The killing of George Floyd caused understandable outrage across the globe as we witnessed the worst kind of police brutality I had ever seen. It seemed to me his life did not matter to the killer and to those bystanders who remained silent.
Could this be the turning point in our history where we finally take the issue of discrimination seriously? Where we finally look within ourselves, our institutions and the society we live in? Or will we simply carry on disputing the #BlackLivesMatter slogan?
Future generations will question the society we have created and the legacy they have been granted. The choices we make today will determine the equality compass tomorrow. If we are to achieve fundamental equality in the Tees Valley, we must tackle inequalities based on wealth, opportunity, gender and everything else but in context of the horrific killing of George Floyd, we must focus on the lives of black people.
Of course, all lives matter, but black lives are not like those of the white population – they are viewed negatively, disproportionately targeted and disadvantaged in comparison to their white counterparts.

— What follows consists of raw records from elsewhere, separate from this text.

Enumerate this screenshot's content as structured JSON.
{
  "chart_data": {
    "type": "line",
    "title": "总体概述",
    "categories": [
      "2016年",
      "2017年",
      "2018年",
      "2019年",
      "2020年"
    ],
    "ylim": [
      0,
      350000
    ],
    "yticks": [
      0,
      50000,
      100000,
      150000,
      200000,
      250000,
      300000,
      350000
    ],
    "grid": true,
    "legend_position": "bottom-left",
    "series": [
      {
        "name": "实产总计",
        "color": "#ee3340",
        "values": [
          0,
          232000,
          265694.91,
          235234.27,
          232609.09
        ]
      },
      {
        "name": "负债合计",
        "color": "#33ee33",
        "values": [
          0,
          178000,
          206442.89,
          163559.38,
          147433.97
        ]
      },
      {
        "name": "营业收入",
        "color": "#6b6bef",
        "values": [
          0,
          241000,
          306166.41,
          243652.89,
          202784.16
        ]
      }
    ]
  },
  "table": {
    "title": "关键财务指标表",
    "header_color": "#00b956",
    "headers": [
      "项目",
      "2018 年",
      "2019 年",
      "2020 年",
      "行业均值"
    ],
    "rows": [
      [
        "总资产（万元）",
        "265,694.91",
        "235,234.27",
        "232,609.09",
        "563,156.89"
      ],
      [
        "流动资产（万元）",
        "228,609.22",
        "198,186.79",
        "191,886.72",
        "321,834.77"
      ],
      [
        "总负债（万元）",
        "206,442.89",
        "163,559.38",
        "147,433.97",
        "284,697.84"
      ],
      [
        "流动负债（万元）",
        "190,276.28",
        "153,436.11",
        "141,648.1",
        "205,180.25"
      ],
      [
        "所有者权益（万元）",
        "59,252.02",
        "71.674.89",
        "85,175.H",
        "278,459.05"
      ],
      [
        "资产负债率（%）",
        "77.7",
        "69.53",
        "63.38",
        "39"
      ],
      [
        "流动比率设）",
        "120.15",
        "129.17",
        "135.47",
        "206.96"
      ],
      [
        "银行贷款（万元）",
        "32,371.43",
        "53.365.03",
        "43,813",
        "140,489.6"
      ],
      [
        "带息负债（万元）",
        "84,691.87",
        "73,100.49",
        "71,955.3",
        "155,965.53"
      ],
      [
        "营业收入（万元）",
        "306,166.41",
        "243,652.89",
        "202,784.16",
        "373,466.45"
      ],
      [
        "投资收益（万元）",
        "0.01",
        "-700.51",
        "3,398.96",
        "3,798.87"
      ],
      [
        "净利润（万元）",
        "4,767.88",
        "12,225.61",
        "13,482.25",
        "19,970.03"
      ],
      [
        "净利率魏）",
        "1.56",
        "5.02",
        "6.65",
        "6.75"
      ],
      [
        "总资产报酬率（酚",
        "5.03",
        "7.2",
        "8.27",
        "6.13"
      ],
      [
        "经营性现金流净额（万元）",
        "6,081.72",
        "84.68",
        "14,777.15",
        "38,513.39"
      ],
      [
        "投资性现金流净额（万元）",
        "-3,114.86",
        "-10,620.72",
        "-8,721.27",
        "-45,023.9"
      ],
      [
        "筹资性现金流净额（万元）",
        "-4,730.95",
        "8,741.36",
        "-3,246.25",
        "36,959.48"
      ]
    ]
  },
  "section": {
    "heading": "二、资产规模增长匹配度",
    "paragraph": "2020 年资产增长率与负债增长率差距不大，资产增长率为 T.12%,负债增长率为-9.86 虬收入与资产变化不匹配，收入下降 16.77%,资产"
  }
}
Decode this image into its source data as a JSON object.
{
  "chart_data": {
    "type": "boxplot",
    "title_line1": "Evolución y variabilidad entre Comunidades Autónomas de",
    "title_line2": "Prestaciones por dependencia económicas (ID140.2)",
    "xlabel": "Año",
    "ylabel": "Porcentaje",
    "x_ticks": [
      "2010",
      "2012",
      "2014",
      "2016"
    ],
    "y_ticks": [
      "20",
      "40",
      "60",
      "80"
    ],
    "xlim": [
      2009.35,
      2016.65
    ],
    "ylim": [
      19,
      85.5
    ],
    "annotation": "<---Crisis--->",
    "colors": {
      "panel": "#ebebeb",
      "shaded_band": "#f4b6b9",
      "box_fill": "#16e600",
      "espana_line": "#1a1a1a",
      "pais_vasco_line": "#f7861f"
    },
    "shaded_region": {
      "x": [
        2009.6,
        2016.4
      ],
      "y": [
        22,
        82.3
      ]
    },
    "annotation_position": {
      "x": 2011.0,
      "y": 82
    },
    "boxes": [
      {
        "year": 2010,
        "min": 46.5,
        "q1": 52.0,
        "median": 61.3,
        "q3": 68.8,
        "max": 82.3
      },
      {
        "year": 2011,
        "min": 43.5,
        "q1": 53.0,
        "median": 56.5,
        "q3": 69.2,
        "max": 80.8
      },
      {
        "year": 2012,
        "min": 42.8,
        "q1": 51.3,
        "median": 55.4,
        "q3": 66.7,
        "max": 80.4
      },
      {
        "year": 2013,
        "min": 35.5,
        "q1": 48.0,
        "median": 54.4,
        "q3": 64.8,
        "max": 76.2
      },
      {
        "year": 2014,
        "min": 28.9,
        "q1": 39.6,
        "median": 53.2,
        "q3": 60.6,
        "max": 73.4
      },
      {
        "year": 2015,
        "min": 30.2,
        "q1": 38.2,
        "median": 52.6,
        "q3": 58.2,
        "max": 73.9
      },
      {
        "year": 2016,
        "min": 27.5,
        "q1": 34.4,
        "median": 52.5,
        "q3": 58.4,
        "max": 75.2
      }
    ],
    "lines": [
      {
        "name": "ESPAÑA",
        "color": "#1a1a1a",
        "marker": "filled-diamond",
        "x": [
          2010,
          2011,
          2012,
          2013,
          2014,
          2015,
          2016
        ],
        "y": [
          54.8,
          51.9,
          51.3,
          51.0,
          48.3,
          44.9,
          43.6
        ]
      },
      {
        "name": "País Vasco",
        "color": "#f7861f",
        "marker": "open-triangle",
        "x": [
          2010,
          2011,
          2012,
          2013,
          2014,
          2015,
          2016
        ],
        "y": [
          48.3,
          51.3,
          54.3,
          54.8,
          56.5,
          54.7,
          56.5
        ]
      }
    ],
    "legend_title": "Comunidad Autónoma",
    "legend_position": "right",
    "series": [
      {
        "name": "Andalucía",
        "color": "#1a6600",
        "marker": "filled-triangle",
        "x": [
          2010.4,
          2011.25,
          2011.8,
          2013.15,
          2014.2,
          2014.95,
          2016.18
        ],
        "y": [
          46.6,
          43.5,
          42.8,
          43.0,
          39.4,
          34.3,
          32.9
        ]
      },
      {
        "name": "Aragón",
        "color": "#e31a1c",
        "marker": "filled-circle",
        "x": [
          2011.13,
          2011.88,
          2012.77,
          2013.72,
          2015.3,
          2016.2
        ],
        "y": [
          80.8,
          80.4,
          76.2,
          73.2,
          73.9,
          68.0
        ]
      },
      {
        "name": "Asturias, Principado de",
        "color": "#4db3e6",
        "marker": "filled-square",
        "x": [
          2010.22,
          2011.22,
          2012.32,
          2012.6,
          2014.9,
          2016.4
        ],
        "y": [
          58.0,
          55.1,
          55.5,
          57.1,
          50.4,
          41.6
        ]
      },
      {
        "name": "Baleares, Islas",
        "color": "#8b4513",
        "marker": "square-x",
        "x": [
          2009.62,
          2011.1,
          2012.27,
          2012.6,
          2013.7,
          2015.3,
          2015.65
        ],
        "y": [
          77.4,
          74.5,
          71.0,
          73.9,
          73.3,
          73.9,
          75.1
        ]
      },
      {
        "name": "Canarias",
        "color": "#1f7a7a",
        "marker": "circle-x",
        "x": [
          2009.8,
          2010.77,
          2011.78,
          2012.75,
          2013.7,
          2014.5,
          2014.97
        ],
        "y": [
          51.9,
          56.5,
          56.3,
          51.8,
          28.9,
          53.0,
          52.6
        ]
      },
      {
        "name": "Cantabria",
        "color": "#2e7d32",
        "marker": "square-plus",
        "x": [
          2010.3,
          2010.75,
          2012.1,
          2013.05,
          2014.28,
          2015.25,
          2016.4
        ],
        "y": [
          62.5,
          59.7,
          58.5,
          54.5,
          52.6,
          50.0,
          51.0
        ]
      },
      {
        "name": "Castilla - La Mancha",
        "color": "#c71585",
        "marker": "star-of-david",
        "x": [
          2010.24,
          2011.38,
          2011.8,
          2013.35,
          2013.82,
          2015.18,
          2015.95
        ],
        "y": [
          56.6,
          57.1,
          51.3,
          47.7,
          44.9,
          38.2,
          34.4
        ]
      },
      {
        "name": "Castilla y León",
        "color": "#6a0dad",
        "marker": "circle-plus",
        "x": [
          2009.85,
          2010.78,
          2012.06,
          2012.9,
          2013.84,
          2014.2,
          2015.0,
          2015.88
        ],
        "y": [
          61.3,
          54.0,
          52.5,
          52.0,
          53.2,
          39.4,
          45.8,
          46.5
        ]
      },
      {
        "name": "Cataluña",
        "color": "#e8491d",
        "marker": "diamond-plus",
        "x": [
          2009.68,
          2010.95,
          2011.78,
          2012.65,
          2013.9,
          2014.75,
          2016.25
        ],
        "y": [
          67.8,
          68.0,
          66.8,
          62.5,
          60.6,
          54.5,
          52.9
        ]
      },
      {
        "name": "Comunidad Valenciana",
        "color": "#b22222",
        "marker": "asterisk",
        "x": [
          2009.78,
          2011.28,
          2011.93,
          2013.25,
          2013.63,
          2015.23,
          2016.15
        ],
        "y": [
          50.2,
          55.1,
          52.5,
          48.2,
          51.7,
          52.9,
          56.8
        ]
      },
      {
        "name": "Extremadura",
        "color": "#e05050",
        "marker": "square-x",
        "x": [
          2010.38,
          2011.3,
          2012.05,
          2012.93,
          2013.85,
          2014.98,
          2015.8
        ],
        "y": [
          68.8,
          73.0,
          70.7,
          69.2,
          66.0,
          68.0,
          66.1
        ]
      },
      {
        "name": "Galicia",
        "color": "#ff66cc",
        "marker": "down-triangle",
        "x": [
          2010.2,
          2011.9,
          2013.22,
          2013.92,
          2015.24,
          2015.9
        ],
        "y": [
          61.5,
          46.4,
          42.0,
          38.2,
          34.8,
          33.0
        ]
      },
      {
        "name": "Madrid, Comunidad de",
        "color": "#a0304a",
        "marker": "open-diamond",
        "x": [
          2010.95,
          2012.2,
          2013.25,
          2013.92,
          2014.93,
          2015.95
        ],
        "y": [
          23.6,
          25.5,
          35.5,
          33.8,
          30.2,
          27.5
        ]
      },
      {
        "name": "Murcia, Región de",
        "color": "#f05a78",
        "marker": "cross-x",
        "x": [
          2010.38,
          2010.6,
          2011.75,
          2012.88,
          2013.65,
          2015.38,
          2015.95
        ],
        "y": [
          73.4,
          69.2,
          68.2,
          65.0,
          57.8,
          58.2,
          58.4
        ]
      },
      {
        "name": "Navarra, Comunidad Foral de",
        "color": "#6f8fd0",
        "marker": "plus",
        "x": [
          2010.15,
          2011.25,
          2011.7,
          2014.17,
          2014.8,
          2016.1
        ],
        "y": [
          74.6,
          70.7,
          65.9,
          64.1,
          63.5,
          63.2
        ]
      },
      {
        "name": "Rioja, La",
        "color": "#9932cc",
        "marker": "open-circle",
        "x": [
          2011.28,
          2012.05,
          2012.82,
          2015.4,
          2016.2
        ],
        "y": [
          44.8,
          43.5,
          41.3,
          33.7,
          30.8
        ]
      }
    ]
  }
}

It’s our duty to create change that lasts, to ensure our Tees Valley will not stand by or be part of the systemic failures we have witnessed over time.
The private sector is the catalyst for change, this is where innovation is created, difference is fundamental to success and where, increasingly, black and minority ethnic (BME) businesses play a key role in achieving the ambition for our region for economic growth and social prosperity.
The economy has experienced a significant shock since the start of the coronavirus pandemic, as the negative impacts of social distancing and lockdown have led to a significant fall in consumer demand and business and factory closures, as well as supply chain disruptions.
The pandemic has required Tees Valley businesses to become more creative, innovative and reactive and opened up new markets. We must consider how the business sector can reconfigure, enable and improve opportunities and create stronger links with BME employees, apprentices and businesses.
Let’s start with Tees Business providing exposure in this magazine, but let’s also engage with business groups, mentors and others to ensure that those who are under-represented are given every opportunity to turn their ideas and aspirations into successful businesses.
Creating a successful business requires ambition, skills, talent and much more.
Ethnic minority businesses are already highly successful and contribute £25bn to the economy.
It is incumbent on us to do so because racial discrimination is not negotiable, nor is any other form of discrimination.
Tees Valley businesses and business leaders, I call upon you and all your affiliates to join me in creating the society we want to work and live in.
One in which we can all prosper – an inclusive environment, free from harm, where discrimination is not accepted.
We are the change we want to be. We are Tees Valley.